Mao Hak, director of water re­sources at the Ministry of Water Re­sources and Meteorology, said the Mekong river and the Tonle Sap had not experienced such low water levels in 12 years.

“It’s happening now, and it happened before in 1992 and in 1998,” he said.

Mr Hak said he thought the wa­ter levels were perhaps due to factors related to climate change or the limited amount of rainfall during last year’s rainy season, adding that in recent days rains had slightly raised water levels.

Minh Bunly, Tonle Sap coordinator for the fisheries NGO Fact, said water levels on the lake were so low many of the larger boats found it difficult to reach local communities while people and businesses had to rely on smaller craft.

“The main problem of the shallow water is transportation,” he said. “The big boats cannot cross; the fish traders cannot take the big boat to buy fish from the fishermen.”

Mr Bunly said more smaller boats are needed to make more frequent trips to buy fish from local villages, which reduced the prices traders were willing to pay fishermen.

“The traders give a lower price to fishermen because they spend much money on transportation,” he said.

Sokh Ly Muth, governor of Pur­sat province’s Kandieng district, which is lapped by the Tonle Sap lake, said the fish industry was down in his district because of water transport problems.

“The villagers cannot sell out their fish and they have to transport the fish themselves to sell at the market. Before, traders came to the villages,” he said.

Pra Huot, a fisherman from Pursat province’s Raingtoel commune, said he could not remember a time when water levels were as low.

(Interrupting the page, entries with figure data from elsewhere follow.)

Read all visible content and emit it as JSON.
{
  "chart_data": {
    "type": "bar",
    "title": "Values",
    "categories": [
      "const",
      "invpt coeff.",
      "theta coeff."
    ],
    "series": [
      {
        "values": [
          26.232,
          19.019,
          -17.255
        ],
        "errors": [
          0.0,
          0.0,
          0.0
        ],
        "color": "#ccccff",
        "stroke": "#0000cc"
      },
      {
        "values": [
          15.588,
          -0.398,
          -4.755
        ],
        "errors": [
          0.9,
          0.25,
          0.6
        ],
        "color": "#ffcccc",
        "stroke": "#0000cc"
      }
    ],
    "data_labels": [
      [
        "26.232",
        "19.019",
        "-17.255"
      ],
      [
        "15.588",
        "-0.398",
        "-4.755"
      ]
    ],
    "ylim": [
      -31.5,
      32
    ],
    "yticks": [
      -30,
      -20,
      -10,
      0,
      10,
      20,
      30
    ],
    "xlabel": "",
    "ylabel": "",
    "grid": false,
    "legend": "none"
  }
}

“It’s the lowest ever. I am 42 and I never met this problem. It’s happening along all the provinces along the Tonle Sap,” he said, adding the water was perhaps 40 cm deep, while at this time last year it was about a meter deep.

His village of Koh Keo is located on a remote part of the Tonle Sap lake’s shore which made it hard for traders to reach with current water levels, he said.

“This year, the fish price is cheaper, it cost 7,000 riel per kilo last year and it’s now down to 5,200 riel per kilo,” Mr Huot said. “The price is lower due to the shallow water the traders cannot reach our village.”

Tonle Sap biosphere reserve director Long Kheay said the lake’s fisheries were so far unlikely to be affected by water conditions, adding however that fish farmers could experience problems in raising their fish.

“Water levels don’t impact fish [stocks] yet, although it’s too dry,” he said. “The water level is low and it’s hot. The fish farms will have a pro­blem and fish might die in the cage if fish farmers don’t take care.”

Around 500,000 families are estimated to be living directly off the Tonle Sap’s fisheries, many of them are engaged in small-scale fish farming, raising fish in submerged cages in the lake.

Tek Vannara, communication officer at the Culture and Environment Preservation Association based in Stung Treng, said levels in the Mekong River in that province had been unusually low.

“This year, the situation on the Mekong is very bad. The water is very shallow,” he said, adding that villagers along the river had difficulty collecting water from the river and riverbank agriculture was suffering from drought, while fish were concentrated in deep water pools where they were vulnerable to over-fishing.